Most builders never call this by hand - the SDK provider wrappers
(`pip install keel-sdk`, `npm install keel-sdk`) request and enforce permits
around your model / proxy / execute calls automatically. Use
`POST /v1/permits/dry-run` to preview a decision without committing to it.

## Handle the decision

- **`allow`** - proceed, but only while the permit is unexpired (`expires_at`)
  and only within the returned constraints (`usage_limits`, `decision_impact`).
  Preserve `permit_ref` with the action you take.
- **`deny`** - do not act.
- **`challenge`** - a human or authorized approver must decide. Do not act until
  the challenge resolves into an `allow`.
- **`display_decision: "throttle"`** - this is a `deny` for rate or spend
  reasons. Back off and retry later; it is not executable.
- **expired or revoked** - not executable. Request a fresh permit.

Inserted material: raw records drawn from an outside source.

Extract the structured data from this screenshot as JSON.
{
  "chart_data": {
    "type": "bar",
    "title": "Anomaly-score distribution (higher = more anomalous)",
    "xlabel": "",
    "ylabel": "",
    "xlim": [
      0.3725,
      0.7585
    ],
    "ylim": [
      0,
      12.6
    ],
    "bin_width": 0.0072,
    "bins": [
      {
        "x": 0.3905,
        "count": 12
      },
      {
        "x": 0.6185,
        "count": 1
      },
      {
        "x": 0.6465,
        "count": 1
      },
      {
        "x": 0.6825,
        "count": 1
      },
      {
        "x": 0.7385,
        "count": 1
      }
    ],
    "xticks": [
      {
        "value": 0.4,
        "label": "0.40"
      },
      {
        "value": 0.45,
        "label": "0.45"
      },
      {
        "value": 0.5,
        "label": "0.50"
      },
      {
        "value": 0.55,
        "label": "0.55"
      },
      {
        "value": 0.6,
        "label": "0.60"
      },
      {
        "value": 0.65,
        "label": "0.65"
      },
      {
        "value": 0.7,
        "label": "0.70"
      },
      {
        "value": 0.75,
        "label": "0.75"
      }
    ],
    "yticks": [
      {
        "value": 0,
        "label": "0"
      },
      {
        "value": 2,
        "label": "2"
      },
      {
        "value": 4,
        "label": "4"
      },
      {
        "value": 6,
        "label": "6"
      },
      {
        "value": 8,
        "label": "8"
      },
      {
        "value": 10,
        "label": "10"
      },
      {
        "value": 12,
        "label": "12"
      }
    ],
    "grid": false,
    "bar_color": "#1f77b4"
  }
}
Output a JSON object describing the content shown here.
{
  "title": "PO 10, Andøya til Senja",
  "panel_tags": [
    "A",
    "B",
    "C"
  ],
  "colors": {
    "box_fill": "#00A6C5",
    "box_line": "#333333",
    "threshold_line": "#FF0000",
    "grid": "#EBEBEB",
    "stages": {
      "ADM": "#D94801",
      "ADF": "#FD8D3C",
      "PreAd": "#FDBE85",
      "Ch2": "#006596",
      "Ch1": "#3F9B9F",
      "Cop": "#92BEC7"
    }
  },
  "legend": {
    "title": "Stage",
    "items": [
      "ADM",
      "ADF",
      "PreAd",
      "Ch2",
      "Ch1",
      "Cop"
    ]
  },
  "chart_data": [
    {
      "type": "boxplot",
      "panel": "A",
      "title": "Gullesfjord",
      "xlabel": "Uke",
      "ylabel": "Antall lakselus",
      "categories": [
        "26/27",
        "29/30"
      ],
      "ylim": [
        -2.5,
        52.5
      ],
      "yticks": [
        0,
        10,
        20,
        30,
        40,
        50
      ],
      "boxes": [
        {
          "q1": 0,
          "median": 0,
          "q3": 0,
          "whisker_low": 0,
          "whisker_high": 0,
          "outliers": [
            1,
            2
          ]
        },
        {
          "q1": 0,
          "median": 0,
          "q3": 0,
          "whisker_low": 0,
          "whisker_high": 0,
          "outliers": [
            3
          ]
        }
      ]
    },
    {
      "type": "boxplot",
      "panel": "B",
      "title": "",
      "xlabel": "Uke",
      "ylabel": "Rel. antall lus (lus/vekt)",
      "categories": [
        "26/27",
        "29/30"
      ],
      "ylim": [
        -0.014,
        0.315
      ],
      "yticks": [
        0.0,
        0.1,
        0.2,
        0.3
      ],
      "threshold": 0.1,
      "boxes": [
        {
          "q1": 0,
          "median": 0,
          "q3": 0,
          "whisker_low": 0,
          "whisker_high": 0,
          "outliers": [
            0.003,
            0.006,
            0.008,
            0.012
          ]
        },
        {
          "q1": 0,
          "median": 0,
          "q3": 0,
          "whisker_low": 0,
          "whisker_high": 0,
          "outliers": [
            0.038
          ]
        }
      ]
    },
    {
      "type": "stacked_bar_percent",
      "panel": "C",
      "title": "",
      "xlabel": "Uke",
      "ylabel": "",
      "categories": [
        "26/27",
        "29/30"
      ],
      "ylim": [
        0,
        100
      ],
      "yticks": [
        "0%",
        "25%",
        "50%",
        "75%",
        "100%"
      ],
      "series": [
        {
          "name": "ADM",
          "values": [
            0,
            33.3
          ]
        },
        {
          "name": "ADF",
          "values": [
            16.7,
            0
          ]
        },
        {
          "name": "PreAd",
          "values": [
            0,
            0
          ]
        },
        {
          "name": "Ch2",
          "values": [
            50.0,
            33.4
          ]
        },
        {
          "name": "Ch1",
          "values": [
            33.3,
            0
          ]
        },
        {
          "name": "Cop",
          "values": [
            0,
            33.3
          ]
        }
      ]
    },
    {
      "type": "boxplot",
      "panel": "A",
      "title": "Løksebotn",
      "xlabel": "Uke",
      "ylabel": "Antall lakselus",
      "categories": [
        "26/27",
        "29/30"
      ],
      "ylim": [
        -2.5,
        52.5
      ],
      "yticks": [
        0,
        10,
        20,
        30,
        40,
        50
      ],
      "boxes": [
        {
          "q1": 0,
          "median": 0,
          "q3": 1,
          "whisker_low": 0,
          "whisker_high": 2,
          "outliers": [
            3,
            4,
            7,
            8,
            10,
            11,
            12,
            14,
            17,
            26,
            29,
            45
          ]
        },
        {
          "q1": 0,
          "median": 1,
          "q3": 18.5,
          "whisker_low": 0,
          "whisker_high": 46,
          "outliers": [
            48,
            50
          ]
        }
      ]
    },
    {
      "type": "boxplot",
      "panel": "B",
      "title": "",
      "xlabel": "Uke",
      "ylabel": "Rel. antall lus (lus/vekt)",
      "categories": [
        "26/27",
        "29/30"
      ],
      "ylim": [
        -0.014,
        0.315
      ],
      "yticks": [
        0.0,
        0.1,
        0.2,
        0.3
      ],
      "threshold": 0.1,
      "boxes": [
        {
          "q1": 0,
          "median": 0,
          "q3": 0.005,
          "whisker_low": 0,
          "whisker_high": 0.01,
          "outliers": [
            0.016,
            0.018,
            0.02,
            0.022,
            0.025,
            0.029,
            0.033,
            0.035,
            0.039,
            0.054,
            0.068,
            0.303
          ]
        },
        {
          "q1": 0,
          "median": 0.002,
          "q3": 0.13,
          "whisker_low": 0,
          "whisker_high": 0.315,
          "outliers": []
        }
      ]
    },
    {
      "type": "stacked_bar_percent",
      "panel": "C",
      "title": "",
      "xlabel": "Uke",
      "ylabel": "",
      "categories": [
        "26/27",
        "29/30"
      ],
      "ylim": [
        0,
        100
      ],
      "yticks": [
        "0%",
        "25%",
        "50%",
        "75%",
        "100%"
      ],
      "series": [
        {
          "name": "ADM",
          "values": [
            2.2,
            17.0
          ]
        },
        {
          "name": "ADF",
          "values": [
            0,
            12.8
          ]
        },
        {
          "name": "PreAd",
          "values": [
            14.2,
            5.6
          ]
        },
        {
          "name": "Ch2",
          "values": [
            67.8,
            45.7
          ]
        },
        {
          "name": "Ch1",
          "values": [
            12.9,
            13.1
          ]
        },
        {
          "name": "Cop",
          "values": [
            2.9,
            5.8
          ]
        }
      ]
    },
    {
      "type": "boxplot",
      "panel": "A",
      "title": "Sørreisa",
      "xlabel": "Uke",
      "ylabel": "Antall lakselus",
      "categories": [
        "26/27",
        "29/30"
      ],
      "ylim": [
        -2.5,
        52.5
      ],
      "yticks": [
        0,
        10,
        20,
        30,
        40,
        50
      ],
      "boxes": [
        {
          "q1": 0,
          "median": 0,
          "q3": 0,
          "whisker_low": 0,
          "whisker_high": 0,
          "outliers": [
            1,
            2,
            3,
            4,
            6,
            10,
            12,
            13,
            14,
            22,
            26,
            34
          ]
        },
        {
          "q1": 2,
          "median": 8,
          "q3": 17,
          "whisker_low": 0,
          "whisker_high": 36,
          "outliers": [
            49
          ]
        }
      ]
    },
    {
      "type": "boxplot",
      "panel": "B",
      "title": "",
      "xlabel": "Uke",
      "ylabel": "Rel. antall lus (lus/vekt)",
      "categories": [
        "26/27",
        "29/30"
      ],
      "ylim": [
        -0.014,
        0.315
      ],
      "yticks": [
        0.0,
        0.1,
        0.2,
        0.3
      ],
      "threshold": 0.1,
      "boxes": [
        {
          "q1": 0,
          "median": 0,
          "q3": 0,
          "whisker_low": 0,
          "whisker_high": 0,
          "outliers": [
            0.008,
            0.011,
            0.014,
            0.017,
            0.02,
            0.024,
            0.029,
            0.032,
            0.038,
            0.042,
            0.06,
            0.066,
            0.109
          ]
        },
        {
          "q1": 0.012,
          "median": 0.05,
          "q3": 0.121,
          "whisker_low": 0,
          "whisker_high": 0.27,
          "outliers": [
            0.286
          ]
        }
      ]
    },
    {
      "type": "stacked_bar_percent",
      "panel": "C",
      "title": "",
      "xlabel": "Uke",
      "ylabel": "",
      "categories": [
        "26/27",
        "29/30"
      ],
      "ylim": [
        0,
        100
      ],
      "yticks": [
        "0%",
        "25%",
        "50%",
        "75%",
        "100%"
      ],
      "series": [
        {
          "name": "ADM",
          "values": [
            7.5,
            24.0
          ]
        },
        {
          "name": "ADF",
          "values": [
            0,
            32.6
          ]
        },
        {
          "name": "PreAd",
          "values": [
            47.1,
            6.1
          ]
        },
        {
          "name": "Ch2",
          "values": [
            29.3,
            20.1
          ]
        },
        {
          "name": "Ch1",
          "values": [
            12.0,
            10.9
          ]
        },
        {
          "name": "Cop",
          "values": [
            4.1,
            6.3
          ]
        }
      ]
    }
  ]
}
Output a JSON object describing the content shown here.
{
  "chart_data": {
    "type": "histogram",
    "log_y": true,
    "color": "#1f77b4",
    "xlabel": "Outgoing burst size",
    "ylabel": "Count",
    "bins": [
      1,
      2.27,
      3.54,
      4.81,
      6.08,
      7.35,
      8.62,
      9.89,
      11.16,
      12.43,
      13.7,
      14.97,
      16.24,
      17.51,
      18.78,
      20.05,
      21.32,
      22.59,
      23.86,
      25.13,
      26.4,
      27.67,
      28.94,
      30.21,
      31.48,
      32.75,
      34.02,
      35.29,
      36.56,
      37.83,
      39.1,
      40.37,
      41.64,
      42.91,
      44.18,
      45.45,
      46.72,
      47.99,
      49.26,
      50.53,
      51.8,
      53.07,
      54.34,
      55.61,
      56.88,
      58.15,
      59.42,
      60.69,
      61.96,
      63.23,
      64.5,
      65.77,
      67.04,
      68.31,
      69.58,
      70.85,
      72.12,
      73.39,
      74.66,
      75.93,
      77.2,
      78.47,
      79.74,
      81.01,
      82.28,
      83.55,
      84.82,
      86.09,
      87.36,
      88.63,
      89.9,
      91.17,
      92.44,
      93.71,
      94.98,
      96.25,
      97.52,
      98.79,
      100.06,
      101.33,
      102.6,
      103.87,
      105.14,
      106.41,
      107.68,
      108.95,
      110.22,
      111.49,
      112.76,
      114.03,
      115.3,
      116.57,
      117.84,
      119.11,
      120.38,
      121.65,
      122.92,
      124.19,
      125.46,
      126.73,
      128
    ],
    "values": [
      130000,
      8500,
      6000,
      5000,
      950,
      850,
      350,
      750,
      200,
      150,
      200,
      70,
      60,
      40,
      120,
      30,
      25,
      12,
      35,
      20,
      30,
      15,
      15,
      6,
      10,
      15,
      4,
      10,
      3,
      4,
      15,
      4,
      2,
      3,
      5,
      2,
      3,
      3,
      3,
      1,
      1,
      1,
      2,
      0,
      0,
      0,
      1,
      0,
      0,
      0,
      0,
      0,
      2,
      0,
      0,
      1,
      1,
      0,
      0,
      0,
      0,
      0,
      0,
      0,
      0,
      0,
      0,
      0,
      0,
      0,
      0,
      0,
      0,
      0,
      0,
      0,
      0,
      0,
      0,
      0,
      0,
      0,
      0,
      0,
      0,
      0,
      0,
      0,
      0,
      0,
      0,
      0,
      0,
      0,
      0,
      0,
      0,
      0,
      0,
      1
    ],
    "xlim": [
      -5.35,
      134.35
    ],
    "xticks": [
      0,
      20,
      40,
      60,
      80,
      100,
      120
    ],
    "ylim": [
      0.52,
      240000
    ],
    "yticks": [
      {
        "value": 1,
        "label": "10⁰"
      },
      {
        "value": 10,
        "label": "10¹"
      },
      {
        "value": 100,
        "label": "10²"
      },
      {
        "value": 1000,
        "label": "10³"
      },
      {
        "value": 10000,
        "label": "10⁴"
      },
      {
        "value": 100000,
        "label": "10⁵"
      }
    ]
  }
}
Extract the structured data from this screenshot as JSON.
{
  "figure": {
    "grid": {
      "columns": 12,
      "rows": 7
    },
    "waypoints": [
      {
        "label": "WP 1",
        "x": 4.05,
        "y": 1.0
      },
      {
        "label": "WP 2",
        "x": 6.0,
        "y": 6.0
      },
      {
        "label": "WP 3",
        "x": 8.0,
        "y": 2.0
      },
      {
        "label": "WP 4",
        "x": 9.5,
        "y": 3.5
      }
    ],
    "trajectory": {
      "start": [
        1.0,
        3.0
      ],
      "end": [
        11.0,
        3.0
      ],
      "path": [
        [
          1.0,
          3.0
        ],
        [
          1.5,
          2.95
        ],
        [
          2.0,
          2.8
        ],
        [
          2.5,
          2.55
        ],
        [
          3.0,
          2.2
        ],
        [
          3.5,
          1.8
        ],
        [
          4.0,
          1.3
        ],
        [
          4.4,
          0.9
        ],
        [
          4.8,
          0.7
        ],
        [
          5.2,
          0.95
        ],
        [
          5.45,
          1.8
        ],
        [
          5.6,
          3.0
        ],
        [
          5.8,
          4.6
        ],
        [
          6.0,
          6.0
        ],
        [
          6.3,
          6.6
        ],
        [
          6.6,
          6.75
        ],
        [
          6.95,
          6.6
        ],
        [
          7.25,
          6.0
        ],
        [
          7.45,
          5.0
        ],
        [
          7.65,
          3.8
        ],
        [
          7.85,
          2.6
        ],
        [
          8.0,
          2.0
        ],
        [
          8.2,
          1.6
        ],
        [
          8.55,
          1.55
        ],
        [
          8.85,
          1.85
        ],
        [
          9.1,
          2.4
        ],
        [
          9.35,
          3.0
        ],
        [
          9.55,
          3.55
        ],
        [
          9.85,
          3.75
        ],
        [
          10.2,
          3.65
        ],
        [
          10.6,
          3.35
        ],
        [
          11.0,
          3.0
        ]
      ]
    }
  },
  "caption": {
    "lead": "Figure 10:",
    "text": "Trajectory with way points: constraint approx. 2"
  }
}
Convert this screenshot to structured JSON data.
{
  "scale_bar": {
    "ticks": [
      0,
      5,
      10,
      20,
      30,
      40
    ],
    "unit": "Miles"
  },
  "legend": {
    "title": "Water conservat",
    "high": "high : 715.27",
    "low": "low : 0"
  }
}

A permit authorizes exactly the step you described. A permit for a model call
does **not** authorize the tool call or side effect that follows - request a
separate permit for each consequential step.

## After you act

Report usage and attach evidence for the permit you used (the SDK does this for
you; each permit exposes a receipt at `GET /v1/permits/{permit_id}/receipt`).
This is what makes the decision provable after the fact.

## Are you connected?

`GET https://api.keelapi.com/v1/identity/whoami` with your runtime key tells you
which principal and project your credential resolves to. That credential is
configured for you by your operator - a human or service principal in their Keel
project. Keel does not hand credentials to unknown callers, and you must never
generate an approval for yourself.

## Things that are easy to get wrong

- **Being known to Keel is not authority.** Only a live `allow` permit
  authorizes an action. A name, metadata, a parent relationship, or a stored
  credential authorize nothing on their own.
- **Keel does not define your identity or act as your identity provider.** Your
  operator associates your runtime credential with a Keel principal so Keel can
  attribute permit requests to you. The credential says *which principal is
  asking* - not that your provenance claims are true.
- **You may initiate a request, never your own approval.** Authority is granted
  by an authorized human or service principal in the operator's organization.
- **Use only the credential assigned to you.** Metadata is a claim; the
  credential authenticates your request. Never share it, and never act using
  another runtime's credential.
- **Keel does not verify your routing.** That your traffic actually flows through
  Keel, and that direct-provider bypasses are removed, is the operator's
  responsibility. Reaching this endpoint does not establish it.

## Links & versioning

- Discovery: `https://agents.keelapi.com/.well-known/keel.json`
- Summary: `https://agents.keelapi.com/llms.txt`
- Docs & SDKs: `https://docs.keelapi.com`
- Protocol version `0.1` (updated 2026-07-11). Breaking changes ship at a new
  version path; this document always describes currently shipped behavior.